One of many reading assignments this week covered the process that non-traditional students go through when deciding to pursue a degree and their reluctance to labeling themselves as students. I have never related to a homework assignment more in my entire life.
I joined the military so I could get a degree without debt. As the saying goes, life happens while you’re busy making other plans. I started courses at a community college but stopped for a deployment. Then I came back home and had baby number 2. Then I changed jobs and my children needed help with their homework…add these legitimate concerns to a pile of BS excuses and that covers my extended break from my education. I got my associates in 2014 and took another break. Then I thought I’d attend the university I wanted when I was younger and spent a semester feeling like an outcast surrounded by classmates not much older than my daughter, complaining about problems that were not even worth stressing over. I was the only one taking notes in a notebook. The only one willingly engaging my professors in conversation. I did not feel like a student. I felt like a dinosaur. I felt like I didn’t belong there at all.
Then I found my current school.
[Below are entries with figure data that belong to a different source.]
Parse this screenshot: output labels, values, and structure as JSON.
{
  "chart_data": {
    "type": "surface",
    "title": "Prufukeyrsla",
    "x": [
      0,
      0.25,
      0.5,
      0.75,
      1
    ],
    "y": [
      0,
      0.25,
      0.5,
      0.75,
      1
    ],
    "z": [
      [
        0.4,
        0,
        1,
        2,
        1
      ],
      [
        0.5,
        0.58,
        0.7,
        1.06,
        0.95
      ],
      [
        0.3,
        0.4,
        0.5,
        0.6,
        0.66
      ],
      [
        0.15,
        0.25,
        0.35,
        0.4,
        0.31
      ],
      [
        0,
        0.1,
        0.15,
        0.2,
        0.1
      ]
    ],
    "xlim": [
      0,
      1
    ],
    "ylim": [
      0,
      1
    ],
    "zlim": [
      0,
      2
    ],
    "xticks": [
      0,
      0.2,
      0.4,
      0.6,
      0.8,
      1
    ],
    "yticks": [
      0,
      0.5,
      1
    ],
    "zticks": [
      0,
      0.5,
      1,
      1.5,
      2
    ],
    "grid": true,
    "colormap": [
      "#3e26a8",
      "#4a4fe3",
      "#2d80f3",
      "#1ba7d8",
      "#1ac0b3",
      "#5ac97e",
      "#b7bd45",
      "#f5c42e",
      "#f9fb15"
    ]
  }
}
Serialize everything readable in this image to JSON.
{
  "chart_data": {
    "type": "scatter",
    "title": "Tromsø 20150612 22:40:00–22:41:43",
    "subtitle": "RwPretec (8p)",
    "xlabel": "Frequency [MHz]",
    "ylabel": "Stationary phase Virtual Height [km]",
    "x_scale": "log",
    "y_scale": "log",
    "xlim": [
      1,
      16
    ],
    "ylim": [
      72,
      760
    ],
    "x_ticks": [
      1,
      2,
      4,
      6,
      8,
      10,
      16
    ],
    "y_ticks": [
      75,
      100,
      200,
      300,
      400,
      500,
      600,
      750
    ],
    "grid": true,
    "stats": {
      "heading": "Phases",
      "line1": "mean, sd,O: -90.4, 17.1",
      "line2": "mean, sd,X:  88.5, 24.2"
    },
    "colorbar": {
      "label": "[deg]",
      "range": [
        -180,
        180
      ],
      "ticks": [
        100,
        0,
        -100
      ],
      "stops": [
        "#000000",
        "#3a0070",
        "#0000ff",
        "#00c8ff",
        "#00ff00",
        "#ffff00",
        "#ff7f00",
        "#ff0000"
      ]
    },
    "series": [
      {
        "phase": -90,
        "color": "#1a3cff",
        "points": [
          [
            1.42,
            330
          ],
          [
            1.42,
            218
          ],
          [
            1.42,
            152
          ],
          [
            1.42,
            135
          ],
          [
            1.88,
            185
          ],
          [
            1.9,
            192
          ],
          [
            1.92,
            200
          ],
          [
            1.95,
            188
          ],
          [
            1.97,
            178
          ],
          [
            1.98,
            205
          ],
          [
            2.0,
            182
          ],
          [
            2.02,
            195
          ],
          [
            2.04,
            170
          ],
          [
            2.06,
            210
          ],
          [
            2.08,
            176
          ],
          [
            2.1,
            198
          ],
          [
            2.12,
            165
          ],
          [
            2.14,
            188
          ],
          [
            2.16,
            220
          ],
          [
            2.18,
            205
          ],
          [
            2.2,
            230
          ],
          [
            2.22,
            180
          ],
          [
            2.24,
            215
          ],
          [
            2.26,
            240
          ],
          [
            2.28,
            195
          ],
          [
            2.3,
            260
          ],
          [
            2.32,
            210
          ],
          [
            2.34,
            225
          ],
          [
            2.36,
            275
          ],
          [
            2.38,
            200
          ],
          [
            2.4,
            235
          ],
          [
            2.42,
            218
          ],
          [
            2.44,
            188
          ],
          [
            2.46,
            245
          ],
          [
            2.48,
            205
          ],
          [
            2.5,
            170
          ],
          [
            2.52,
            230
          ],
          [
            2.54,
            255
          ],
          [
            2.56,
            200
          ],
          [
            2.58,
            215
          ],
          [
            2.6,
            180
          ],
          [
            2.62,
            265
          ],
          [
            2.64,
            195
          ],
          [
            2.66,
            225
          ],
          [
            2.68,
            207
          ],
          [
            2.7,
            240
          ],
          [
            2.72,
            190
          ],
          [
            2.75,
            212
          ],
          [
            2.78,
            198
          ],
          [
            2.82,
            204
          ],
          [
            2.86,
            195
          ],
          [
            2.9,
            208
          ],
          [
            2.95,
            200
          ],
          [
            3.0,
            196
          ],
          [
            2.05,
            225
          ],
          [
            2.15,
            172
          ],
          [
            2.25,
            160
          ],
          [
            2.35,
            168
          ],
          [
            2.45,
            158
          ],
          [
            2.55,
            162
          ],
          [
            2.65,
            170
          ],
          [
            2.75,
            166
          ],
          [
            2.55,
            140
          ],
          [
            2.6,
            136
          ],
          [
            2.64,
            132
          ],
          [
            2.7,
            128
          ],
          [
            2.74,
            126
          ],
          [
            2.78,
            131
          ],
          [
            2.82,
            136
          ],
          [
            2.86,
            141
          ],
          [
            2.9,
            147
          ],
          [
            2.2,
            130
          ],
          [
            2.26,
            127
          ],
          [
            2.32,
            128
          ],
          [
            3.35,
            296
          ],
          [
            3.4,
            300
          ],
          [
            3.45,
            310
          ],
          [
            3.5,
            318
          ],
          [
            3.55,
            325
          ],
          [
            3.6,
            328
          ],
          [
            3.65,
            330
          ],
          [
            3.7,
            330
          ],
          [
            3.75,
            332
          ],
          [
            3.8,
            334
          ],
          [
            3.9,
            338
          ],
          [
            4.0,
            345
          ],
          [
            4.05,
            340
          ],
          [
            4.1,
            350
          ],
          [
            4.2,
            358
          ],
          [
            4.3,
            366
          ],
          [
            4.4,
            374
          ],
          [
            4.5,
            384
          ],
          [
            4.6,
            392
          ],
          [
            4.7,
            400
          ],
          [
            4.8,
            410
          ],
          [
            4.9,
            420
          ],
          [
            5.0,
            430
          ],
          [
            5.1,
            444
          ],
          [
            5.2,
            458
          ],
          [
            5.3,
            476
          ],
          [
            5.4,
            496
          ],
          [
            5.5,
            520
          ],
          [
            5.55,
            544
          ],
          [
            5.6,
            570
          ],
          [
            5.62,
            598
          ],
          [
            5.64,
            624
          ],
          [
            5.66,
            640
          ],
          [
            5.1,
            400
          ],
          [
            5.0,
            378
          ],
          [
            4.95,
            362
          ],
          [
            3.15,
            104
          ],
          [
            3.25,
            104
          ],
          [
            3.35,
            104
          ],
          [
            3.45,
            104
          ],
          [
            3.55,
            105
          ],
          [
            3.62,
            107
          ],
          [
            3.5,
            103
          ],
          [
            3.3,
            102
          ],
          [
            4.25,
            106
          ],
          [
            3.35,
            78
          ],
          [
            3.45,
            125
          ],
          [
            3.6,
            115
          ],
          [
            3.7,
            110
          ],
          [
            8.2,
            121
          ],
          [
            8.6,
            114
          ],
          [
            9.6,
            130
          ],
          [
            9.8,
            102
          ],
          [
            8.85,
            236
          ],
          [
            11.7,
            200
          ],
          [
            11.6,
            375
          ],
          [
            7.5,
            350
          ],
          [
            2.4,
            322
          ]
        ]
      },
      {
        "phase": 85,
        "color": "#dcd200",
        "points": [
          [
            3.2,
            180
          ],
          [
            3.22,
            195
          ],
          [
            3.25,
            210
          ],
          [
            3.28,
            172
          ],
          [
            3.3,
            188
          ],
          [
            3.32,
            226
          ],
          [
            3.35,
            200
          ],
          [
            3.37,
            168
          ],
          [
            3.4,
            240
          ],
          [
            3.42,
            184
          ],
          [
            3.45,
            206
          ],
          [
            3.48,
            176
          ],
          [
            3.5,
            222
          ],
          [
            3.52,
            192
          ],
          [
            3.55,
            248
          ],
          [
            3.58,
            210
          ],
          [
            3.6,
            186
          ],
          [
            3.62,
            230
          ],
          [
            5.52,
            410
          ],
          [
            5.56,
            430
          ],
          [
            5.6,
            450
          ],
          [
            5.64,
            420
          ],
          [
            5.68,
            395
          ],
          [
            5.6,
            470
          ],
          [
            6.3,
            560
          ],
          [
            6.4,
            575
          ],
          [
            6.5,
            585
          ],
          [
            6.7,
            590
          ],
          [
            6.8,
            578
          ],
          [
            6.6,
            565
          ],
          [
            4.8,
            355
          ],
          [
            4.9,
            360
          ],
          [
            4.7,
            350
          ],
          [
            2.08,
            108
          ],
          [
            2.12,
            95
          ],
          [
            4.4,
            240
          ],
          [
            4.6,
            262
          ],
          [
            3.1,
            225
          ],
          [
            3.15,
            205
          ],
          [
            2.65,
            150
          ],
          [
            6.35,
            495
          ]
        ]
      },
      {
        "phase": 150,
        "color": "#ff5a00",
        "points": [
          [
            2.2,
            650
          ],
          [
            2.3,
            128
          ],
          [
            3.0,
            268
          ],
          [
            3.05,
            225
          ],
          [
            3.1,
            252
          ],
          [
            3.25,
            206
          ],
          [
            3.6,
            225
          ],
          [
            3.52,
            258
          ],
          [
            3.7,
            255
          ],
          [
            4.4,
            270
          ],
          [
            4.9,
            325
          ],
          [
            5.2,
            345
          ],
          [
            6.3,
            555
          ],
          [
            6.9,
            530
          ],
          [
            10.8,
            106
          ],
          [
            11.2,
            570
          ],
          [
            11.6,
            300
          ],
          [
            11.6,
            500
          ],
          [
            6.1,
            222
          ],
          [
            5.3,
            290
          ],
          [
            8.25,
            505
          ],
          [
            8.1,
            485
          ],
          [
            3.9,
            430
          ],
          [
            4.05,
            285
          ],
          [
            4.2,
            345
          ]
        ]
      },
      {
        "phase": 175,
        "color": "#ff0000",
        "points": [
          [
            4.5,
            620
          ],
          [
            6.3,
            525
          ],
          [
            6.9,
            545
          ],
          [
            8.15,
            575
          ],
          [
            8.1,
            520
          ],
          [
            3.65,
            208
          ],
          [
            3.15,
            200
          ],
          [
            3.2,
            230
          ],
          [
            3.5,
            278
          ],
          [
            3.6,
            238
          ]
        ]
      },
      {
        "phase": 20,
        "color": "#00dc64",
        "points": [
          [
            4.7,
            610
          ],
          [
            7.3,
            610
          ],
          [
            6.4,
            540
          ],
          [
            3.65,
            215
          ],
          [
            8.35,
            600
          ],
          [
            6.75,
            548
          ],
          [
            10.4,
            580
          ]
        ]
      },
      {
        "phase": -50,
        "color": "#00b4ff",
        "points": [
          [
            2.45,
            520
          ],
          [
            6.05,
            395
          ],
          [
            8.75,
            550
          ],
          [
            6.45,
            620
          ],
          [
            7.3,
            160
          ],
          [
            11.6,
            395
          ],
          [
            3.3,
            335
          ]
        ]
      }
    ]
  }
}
My major allows me to gain skills and knowledge about the field I’ve been working in for years and all of my classmates are working adults like me. I feel like I belong here, but I still wouldn’t introduce myself as a student.
I’m a wife, a mother, a Soldier, a leader, an employee, a daughter, granddaughter, sister, volunteer, friend…but I feel guilty somehow adding student to that list. Is it guilt? Is it that I already juggle so many things if I add one more label my balancing act will collapse? I don’t know what it is. Probably a combination of several things.
Sometimes I save all of the laundry for the weekend. I do loads in between reading assignments. That’s my study “break.” Other times I do my homework when I get home from work and the kids have “Fend for yourself night” where they heat up leftovers or have sandwiches and chips for dinner. And sometimes we exceed our limit of one night per week take out.
Some weeks I feel like superwoman. I get up the first time my alarm sounds. I get my first cup of coffee and glass of water in before a quick yoga session and might even go for a quick run. I pack my lunch, get my youngest child to before school daycare and head off to work in a great mood. Other weeks I leave work late because the deadline for everything has changed. I get home late, my husband cooks and I’m up until after midnight doing homework and I snooze one too many times the next day.
I’d be lying if I said any of this was easy. But I’d also be lying if I tried to say the struggle of balancing all of this wasn’t obviously worth it. It will pay off. I will finish this degree. I will feel that accomplishment and show my daughters it can be done. I will not be in school forever and will one day be able to take naps again. But back to that reading assignment…I think I’ll be able to comfortably refer to myself as a student around the same time that I graduate, or by the time I’m in graduate school.